St. Peter's, a basilica in Vatican City. (“Basilica” is a title of honor conferred on certain historic or privileged churches by the Roman Catholic Church.) St. Peter's is the largest and most noted Christian church in the world. Its site is said to be that of Nero's Circus, where many early Christians were put to death. St. Peter's was built between 1506 and 1626 to replace the fourth-century basilica erected by Constantine. A masterpiece of the Italian High Renaissance, St. Peter's is the work of a number of 16th-century architects. The form of the present church is due mainly to three men—Michelangelo, Carlo Maderna, and Giovanni Lorenzo Bernini.
The imposing entrance square, the Piazza di San Pietro, is partly encircled by two large colonnades. In the center an 82-foot (25-m) obelisk stands between two fountains. A triple flight of steps leads to the eastern facade, 375 feet (114 m) wide and 167 feet (51 m) high. Although the dome with its lantern and cross rises 452 feet (138 m), the facade cuts off its view from the piazza.
There are five entrances to the church. The central bronze doors were in the original St. Peter's. The Holy Door, on the far right, is opened by the pope only in Holy Years. On the extreme left are the Doors of Death, depicting such scenes as the Crucifixion, the stoning of Saint Stephen, and Cain killing Abel. These bronze doors, designed by the 20th-century sculptor Giacomo Manzù and completed in 1964, replaced oak doors that had been considered temporary for 500 years.

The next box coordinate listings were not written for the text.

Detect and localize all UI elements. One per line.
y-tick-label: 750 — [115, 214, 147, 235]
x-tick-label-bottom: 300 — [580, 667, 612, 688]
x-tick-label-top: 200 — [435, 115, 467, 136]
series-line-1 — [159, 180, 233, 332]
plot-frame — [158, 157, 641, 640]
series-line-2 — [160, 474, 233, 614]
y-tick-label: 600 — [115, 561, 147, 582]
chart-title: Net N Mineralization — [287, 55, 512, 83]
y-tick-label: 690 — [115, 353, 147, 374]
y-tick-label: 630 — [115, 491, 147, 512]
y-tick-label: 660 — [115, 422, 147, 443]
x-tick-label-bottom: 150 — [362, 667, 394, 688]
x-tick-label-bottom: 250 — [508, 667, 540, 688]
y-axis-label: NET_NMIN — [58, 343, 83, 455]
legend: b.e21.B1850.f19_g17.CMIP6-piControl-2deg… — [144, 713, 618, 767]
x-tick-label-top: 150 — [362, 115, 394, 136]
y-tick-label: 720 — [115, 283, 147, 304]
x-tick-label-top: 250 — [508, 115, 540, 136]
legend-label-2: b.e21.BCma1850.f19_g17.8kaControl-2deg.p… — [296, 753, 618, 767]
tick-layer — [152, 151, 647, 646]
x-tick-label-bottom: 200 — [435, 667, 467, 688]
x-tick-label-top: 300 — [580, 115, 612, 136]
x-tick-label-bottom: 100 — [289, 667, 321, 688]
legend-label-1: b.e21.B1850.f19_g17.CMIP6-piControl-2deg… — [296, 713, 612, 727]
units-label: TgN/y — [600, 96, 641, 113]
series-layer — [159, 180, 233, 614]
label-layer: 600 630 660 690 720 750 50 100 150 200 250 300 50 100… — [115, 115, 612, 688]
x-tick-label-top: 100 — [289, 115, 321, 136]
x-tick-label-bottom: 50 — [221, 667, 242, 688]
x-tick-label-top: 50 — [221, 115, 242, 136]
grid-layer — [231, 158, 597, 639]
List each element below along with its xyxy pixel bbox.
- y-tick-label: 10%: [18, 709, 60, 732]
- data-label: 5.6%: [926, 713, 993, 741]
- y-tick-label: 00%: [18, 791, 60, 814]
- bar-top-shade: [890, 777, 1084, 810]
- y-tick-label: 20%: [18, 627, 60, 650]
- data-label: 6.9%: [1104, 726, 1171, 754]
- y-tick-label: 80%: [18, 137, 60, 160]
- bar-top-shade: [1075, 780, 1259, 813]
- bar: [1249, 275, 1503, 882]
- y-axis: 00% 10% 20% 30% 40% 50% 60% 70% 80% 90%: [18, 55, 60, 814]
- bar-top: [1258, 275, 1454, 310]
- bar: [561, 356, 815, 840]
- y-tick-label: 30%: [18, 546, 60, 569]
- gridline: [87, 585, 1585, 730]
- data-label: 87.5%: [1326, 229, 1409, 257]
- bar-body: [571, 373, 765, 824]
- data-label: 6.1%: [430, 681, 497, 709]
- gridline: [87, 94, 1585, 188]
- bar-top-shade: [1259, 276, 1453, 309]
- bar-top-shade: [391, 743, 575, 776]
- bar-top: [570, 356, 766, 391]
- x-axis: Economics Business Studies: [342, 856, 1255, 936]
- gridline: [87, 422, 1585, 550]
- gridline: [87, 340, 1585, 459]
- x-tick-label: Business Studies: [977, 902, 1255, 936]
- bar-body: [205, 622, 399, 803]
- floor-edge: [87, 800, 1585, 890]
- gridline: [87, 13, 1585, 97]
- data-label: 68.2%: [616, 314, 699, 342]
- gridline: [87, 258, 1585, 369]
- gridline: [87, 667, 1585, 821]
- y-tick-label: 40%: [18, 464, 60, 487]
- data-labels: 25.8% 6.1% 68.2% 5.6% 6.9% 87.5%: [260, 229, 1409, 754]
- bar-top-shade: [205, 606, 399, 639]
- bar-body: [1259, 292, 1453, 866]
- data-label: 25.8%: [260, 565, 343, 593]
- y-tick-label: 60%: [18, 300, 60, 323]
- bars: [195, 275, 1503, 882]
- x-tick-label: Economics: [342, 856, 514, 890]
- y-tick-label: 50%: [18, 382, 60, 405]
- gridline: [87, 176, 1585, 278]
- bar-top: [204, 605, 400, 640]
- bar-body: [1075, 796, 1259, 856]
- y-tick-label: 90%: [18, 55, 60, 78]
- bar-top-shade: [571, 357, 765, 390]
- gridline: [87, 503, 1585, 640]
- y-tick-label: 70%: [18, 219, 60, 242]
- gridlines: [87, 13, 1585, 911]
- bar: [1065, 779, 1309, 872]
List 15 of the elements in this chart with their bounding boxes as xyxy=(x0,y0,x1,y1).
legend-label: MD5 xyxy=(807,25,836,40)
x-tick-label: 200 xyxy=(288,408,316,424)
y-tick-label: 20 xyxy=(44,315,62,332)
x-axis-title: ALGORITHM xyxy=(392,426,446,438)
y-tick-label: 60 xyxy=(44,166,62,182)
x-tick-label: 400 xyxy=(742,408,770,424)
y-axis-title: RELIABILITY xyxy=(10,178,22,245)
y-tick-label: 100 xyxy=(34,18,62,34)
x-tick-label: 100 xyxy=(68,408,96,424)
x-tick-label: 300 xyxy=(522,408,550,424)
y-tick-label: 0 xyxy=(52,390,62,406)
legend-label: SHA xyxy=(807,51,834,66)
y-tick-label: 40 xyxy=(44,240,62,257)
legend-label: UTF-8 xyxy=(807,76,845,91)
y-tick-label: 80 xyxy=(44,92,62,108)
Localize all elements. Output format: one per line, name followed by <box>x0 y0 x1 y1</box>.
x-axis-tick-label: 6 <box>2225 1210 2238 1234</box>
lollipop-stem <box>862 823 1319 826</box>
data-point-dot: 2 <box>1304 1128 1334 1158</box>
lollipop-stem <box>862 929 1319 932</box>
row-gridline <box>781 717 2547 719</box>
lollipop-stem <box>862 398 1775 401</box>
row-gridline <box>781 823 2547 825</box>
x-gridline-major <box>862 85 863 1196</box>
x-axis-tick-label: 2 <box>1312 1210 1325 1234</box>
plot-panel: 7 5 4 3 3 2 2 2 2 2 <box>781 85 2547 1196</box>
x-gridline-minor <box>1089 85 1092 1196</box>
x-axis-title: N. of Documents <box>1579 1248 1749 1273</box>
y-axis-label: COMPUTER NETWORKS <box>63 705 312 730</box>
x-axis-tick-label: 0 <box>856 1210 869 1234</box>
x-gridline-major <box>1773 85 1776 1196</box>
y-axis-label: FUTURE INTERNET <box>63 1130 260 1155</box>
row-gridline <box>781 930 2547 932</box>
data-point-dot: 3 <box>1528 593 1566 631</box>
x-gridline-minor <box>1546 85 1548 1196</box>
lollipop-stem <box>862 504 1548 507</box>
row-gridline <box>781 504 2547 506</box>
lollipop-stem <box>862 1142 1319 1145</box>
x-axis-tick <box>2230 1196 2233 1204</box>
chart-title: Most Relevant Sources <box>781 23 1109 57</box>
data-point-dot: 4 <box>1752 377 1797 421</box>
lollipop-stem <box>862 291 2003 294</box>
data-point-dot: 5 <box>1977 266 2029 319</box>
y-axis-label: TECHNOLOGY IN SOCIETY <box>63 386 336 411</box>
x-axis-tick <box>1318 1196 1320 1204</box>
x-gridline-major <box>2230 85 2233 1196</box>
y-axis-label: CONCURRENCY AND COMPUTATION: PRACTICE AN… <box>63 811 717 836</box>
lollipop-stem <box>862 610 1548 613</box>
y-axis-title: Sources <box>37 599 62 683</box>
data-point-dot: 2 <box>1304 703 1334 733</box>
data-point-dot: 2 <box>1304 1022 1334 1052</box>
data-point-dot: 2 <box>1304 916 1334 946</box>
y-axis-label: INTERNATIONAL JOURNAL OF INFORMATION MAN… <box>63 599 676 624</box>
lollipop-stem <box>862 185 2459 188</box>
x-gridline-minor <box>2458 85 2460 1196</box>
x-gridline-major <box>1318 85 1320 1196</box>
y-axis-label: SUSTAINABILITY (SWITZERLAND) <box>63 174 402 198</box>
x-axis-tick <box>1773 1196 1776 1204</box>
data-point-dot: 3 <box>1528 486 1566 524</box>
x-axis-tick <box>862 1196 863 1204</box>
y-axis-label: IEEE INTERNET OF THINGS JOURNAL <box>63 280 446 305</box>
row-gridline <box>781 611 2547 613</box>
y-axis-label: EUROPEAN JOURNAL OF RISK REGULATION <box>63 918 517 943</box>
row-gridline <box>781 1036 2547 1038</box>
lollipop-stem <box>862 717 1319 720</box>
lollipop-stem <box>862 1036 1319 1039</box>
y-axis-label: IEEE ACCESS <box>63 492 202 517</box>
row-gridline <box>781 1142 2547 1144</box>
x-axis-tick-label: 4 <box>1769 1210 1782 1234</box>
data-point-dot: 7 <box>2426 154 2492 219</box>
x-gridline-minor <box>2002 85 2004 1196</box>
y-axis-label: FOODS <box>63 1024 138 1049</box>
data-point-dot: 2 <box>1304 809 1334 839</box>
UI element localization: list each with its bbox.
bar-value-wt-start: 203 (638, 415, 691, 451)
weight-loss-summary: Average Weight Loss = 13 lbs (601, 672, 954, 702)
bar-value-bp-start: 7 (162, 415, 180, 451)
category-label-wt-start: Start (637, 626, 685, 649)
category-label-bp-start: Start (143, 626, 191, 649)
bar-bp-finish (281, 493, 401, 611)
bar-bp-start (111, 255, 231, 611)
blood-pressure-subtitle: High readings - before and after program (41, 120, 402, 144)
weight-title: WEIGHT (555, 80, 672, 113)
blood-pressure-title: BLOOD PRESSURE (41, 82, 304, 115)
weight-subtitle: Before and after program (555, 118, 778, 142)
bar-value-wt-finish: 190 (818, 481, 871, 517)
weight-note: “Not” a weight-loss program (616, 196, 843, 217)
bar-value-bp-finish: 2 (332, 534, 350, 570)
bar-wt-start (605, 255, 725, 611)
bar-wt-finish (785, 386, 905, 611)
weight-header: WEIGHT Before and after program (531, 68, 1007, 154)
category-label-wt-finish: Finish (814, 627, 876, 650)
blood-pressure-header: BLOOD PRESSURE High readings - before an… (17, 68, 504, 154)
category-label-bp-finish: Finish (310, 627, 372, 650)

The church is in the form of a Latin cross. It is 613 feet (187 m) long and, at the transepts, 450 feet (137 m) wide. At the beginning of the nave a round slab of porphyry marks the spot where the Holy Roman emperors were crowned. The dome, 137 1/2 feet (42 m) in diameter, rises 335 feet (102 m) from the floor. It is supported by four massive piers, each 240 feet (73 m) in circumference. A frieze below the drum of the dome bears a Latin inscription for “Thou art Peter, and on this rock I will build my church.”
Beneath the dome Bernini's bronze baldacchino, or canopy, rises about 100 feet (30 m) over the high altar. Behind the altar, in the western apse, is St. Peter's Chair, also by Bernini. In front of the altar is the confessione, a sunken semicircular area. Stairs in it lead to the chamber below, containing the sarcophagus long revered as that of Saint Peter. Nearby is a bronze statue of Saint Peter seated. The toes of its extended foot are worn and shiny from the kisses of the faithful.
An earlier basilica was built here by Constantine in the fourth century. Over the years the building deteriorated and in the 15th century Pope Nicholas V ordered St. Peter's repaired. His death in 1455 halted the work. About 50 years later Pope Julius II decided to build a new basilica. Donate Bramante won the competition to design it. Bramante planned a Greek-cross church, roofed by a vast central dome. The foundation was laid in 1506.
After Raphael's death in 1520, a number of architects continued to build and redesign St. Peter's, alternating between Latin-cross and Greek-cross plans. When Michelangelo was appointed architect in 1546, he returned to Bramante's plan but enlarged the dome and redesigned the chapels and apses. The dome was completed from his plans after his death in 1564.
About 1605 Pope Paul V ordered Carlo Maderna to extend the nave to form a Latin cross and to design a new facade. The church was dedicated in 1626. Bernini, appointed architect in 1629, designed the colonnaded entrance piazza and many of the interior monuments.
Excavations beneath St. Peter's were begun in the 1940's. In 1950 Pope Pius XII announced that archeologists had identified the tomb of Saint Peter. In 1968 Pope Paul VI announced that bones discovered in the 1953 excavations had been identified as those of Saint Peter. Many scholars, however, believe that there is insufficient evidence for firm identification of the tomb and remains as those of Saint Peter.